There Isn’t necessarily a universal truth that I am trying to express as much as universal experiences or emotions that I’m trying to elicit, like comfort, empathy and allure. I want the paintings to evoke the type of person or friend that I want to be- kind, mischievous, clever, empathetic, generous. Ideally, the paintings could help the viewer feel less alone as well as immersed in the experience of looking.

I also want the paintings to give the impression that the viewer is looking at something which is deeply cared for and felt, so that they feel they are experiencing something special.

I know that’s a lot to ask of still images, but…I can aspire.

Do you employ socio-political research and history when conceiving your paintings or are the ideas focused on the contemporary space and time within our society?

Again, both. For my show, Schmatta, at Rachel Uffner, I did much research into the garment industry in NYC to provide context and content for the work but also to help me to connect with my roots. The painting 23-29 Washington Place, Greenwich Village for example, is an ode to the workers who perished in the Triangle Shirtwaist Factory fire, which, in 1911 was the largest workplace fire in New York City on record at the time.

It is perhaps more important though, that viewers can relate to or feel for the work in this time.
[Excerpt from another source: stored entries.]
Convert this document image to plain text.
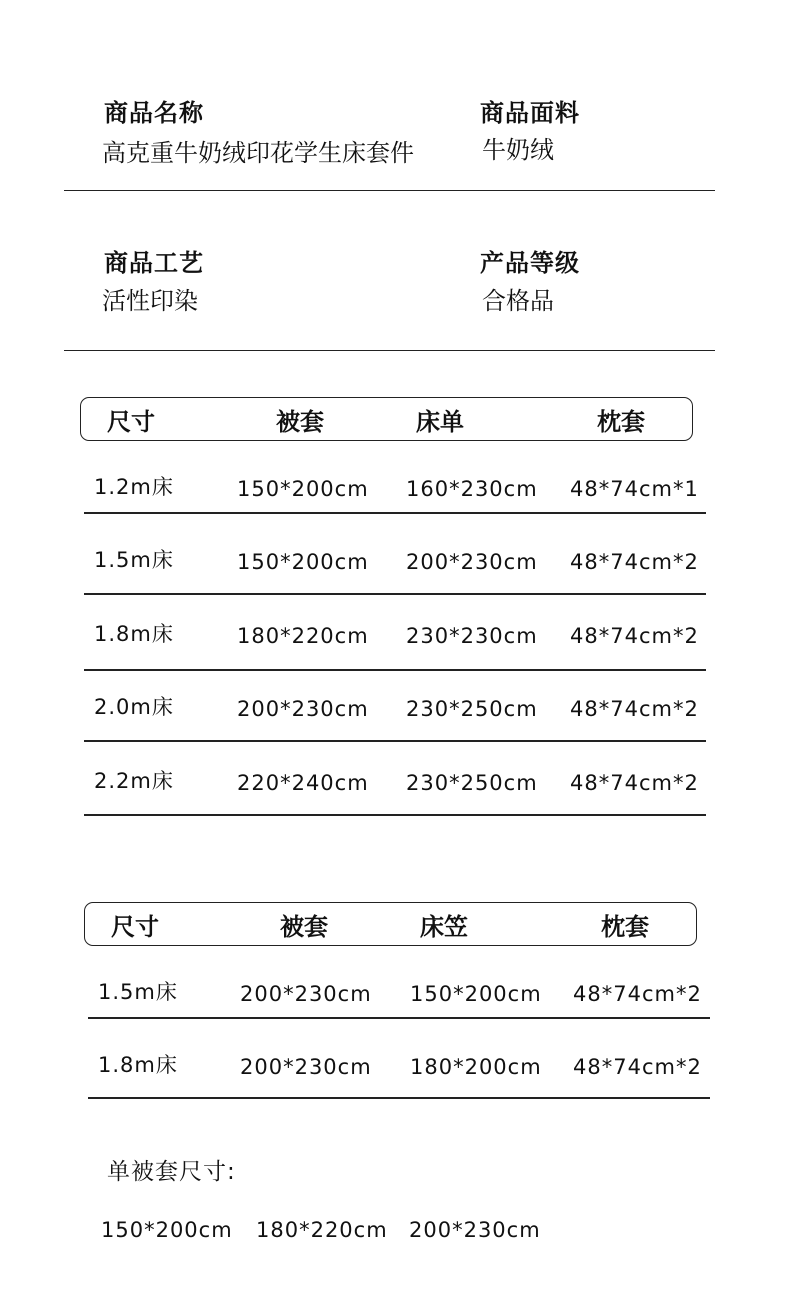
商品名称
高克重牛奶绒印花学生床套件
商品面料
牛奶绒
商品工艺
活性印染
产品等级
合格品
尺寸	被套	床单	枕套
1.2m床	150*200cm 160*230cm 48*74cm*1
1.5m床	150*200cm 200*230cm 48*74cm*2
1.8m床	180*220cm 230*230cm 48*74cm*2
2.0m床	200*230cm 230*250cm 48*74cm*2
2.2m床	220*240cm 230*250cm 48*74cm*2
尺寸	被套	床笠	枕套
1.5m床	200*230cm 150*200cm 48*74cm*2
1.8m床	200*230cm 180*200cm 48*74cm*2
单被套尺寸:
150*200cm 180*220cm 200*230cm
I do not rely on the public to have specific knowledge of New York history or the golden age of Dutch still life painting, for example, but rather hope that there is enough universality and contemporaneity in the work that viewers are able to identify with. References to the pandemic, for example, are littered throughout my newest works, as are common American objects, foods, trash and depictions of everyday urban experiences, like riding the subway or waiting in a crowd.

The process of finding the silhouette narrative amongst the busyness of the quilted backgrounds, harkens to a modern experience of looking, as we are bombarded with more imagery and information than ever. It can be all the more difficult to find clarity and purpose amongst so much chaos. Lastly, the way that I mediate the paint is contemporary as it blurs the line between truth and fiction and capitalizes on the new potential of and inventions in acrylics.